Process Understanding and Scale-up of Pharmaceutical Blending Using Discrete Element Methods (DEM)

Authors: Peyman Aminpour, PhD; Thomas Reynolds, PhD; Sanjay Konagurthu, PhD
Thermo Fisher Scientific

Purpose

Scale-up of blending unit operations from the laboratory scale to commercial scale can be challenging. Use of predictive tools for simulation of blending processes can be valuable in drug product manufacturability. This work provided a mechanistic model based on Discrete Element Method (DEM) for a pharmaceutical blending process. In-silico design of experiments (DOE) were conducted to evaluate process scale-up for V-blenders from 1.2 L to 2.5 L, 10 L and eventually to a commercial size 1250 L blender. The model showed capabilities in predicting the operating ranges a priori to running the actual process by identifying the critical process parameters and performance early in the blending process.

Methods

DEM models were developed based on a Visco-elasto-plastic frictional adhesive contact model. First, an FT4 powder rheometer (FreemanTechnologies) was used to characterize the mechanical properties of the powders in the formulation. The model API was in the form of spray-dried amorphous solid dispersion (ASD) and characterized as a cohesive poor-flowing material with bulk density 0.35 g/m. The mixture of excipients was a non-cohesive material with bulk density 0.5 g/mL. To calibrate the DEM model parameters, a predictive response model based on an artificial neural network (ANN) was trained on the results of more than 250 simulated FT4 powder rheometer studies (Freeman Technologies). The response model was then used to determine the input parameters, which produced the closest match to the experimental measurements (Figure. 1). In the DEM model, critical process parameters including blender design, rotational speed, filling level, and blending time were investigated. The response factor was set as the blend uniformity. The operating space was generated using a DOE in a laboratory-scale V-blender simulation. The developed DEM model was then used to simulate the commercial-scale blending process to evaluate the change of operating space during scale-up.

Results

An in-silico DOE was used to evaluate the blending speeds, blender sizes, and volumetric fill levels. For a fixed set of materials, the parametric space consisted of three blending speeds (15 rpm, 20 rpm, 30 rpm), three blender sizes (1.2 L, 2.5 L, 10 L), and three volumetric fill levels of 30%, 50% and 75%. Figure 2 illustrates the snapshots of the final blend in a 1.2 L V-Blender after 1-min blending with rpm=15 at three different fill levels. A computational micro-scale index, the Coefficient of Blending Performance (CBP), was used to quantify the mixing performance. As the mixing process takes places the CBP provides information on the contact number of similar and dissimilar particles. Therefore, variation in CBP index demonstrates the formation or breakage of undesired agglomerates. Figure 3 shows the CBP across different fill levels in a 1.2 L V-blender rotating at 15 rpm.

Conclusion

A DEM model has been developed as an efficient scale-up strategy for the blending unit operation of a formulation containing a spray-dried dispersion of a model API. For the development of the model, input parameters were defined using a calibration approach. The validated DEM model was used to simulate the blending process to evaluate the change of operating space during scale-up. Critical process parameters were identified by statistical studies and showed dependence on blender size, fill level and the rotation rate. DEM can be applied as a predictive approach to modeling and scale-up of pharmaceutical blending unit operations.
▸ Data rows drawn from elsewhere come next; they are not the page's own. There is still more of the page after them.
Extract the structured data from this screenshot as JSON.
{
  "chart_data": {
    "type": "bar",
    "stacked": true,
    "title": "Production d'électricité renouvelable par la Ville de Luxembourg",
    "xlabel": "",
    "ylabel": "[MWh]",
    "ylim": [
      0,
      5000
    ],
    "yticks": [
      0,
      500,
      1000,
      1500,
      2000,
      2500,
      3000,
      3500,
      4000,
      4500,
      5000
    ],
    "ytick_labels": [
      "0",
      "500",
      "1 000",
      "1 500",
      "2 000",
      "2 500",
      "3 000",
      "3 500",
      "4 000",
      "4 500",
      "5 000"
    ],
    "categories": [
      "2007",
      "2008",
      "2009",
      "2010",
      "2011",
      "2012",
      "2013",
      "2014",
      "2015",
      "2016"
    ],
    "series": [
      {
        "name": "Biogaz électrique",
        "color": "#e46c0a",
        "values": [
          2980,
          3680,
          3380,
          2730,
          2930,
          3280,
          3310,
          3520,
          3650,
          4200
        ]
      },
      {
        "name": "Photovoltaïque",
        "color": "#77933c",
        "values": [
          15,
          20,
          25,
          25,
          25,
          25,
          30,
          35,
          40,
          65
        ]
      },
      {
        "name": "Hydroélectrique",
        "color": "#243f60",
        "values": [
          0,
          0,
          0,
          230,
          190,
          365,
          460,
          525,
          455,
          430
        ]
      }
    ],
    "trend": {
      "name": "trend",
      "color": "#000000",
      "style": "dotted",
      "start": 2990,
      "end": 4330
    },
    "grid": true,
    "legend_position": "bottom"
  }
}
Figure 1. Figure 1. DEM simulation of the FT4 powder rheometer (left). Prediction accuracy of the ANN model (middle). Structure of the single-layer ANN model with 15 hidden nodes and TanH activation functions (right).

Figure 2. Snapshots of the final blends in a 1.2 L V-Blender after 1-min blending with RPM=15 at three different fill levels (top). Concentration of API, with red representing the highest concentration (bottom).

Figure 3. CBP vs. number of revolutions across different fill levels in a 1.2 L V-blender with RPM=15.